What was the smoking gun behind the BUY to $65, No! Sell to $40 call UBS call on DLR?
- Was there an accounting scandal?
- A massive unseen drop in topline growth like Equinix?
- A Technological breakthrough?
- Some other horror story not uncovered by Goldman Sachs and others the day before?
None of the above. UBS based this sector downgrade on roughly 3 points:
UBS analyst says, "We believe the wholesale data center REITs are trading at unsustainably high valuations, despite slowing growth profiles in 2011 (and beyond), accelerating competition from private players, and pricing pressure in the retail channel...Data center obsolescence risks have continued to rise over the past year, as technological innovation is driving the industry toward more power-efficient designs. With high power costs representing a key concern for data center tenants, we expect this to be an ongoing theme over the next several years..."
The notable analyst call also mentions the excess availability of financing as another reason that would lead to oversupply.
The point here is that there was nothing new, no smoking gun here that warranted the massive re-rating.
Now compare this to the DLR ‘Buy to $65’ by Goldman Sachs, which put DLR on their “America's Convictions List”. The Goldman analyst cited the exact opposite reasons from UBS, so the disparity becomes rather awkward.
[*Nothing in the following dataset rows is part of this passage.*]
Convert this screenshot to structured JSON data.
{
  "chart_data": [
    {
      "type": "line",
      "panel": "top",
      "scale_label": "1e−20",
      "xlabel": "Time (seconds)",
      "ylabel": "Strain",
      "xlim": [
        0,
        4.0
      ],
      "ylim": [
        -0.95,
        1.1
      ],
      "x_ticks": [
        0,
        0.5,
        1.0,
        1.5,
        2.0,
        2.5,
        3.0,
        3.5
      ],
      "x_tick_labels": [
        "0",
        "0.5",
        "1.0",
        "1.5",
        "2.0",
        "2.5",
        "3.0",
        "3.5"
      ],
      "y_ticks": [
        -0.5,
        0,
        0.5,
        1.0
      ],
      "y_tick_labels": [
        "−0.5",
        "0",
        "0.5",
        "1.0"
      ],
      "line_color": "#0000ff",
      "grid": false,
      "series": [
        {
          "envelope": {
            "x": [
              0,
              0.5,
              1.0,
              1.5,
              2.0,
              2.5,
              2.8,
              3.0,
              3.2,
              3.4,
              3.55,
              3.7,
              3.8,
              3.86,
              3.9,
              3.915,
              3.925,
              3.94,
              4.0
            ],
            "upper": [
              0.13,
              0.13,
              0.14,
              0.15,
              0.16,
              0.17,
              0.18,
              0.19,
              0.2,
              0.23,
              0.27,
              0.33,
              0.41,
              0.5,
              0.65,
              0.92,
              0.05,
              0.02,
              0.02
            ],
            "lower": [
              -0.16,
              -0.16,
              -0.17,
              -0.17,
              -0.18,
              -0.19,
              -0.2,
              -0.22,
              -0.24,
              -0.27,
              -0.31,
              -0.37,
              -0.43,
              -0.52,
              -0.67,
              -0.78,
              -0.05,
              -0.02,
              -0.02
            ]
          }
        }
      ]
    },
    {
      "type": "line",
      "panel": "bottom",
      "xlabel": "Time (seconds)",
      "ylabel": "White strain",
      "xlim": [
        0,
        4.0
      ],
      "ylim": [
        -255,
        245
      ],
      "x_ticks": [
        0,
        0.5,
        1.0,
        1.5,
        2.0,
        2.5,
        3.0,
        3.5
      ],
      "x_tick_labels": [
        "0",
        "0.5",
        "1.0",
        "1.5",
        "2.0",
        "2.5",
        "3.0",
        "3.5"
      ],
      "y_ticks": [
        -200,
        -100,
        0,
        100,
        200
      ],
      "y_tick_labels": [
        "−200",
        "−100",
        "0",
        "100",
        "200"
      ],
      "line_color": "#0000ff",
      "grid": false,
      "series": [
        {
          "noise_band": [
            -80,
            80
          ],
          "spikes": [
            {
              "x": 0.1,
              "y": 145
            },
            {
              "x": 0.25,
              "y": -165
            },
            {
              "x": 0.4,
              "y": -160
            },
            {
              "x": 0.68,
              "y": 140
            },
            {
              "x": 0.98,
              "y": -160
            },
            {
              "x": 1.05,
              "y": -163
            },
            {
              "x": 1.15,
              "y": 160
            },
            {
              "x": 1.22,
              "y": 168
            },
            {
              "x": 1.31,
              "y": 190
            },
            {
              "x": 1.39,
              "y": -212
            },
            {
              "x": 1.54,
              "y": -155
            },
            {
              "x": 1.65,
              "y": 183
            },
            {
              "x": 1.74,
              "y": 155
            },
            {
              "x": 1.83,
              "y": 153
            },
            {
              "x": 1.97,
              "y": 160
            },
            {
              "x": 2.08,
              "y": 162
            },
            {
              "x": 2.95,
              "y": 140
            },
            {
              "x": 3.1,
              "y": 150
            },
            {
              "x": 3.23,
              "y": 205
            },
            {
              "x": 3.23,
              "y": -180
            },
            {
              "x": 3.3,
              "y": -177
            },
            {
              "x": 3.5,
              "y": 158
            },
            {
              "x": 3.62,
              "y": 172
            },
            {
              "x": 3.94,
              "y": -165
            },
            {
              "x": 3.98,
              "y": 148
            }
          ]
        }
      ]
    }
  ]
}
This is particularly true when you look at all the other buy recommendations and price targets on DFT and DLR.
We all know that we live in a world where hedge funds pay a lot of money for research and then even more in sales and trading commissions to large banks. It is not uncommon for hedge funds to exercise their influence over analysts and persuade them to present their thesis in a new piece of coverage. However, there was no smoking gun cited by UBS to account for the massive downward revisions of DLR and DFT. Hence, in my opinion, hedge fund ‘thesis pushing’ is the most credible explanation for the awkward call. It was quite unfortunate timing for the UBS analyst that the Goldman note preceded his call by 24 hours as it simply further exposed his hand. The fact that this happened on quad option witching Friday, where the most damage could be inflicted, only adds credibility to the macabre conspiracy theory. Well, if you buy the conspiracy theory that UBS may have been convinced by certain short funds to revise their ratings on DLR and DFT, and then UBS accidentally released the report on quad witching Friday.
The only conclusion can be that the shorts, lacking anything concrete, are desperate and throwing the kitchen sink at these stocks in an attempt to cover their positions before the earnings calls. Christmas trading was very light, and in the case of DFT, this leaves the shorts a little over one month to cover 13M shares, not a great prospect on a stock with a volume between 650k-800k per day. So if you’d like to start the New Year with a squeeze, this pair looks as good as any.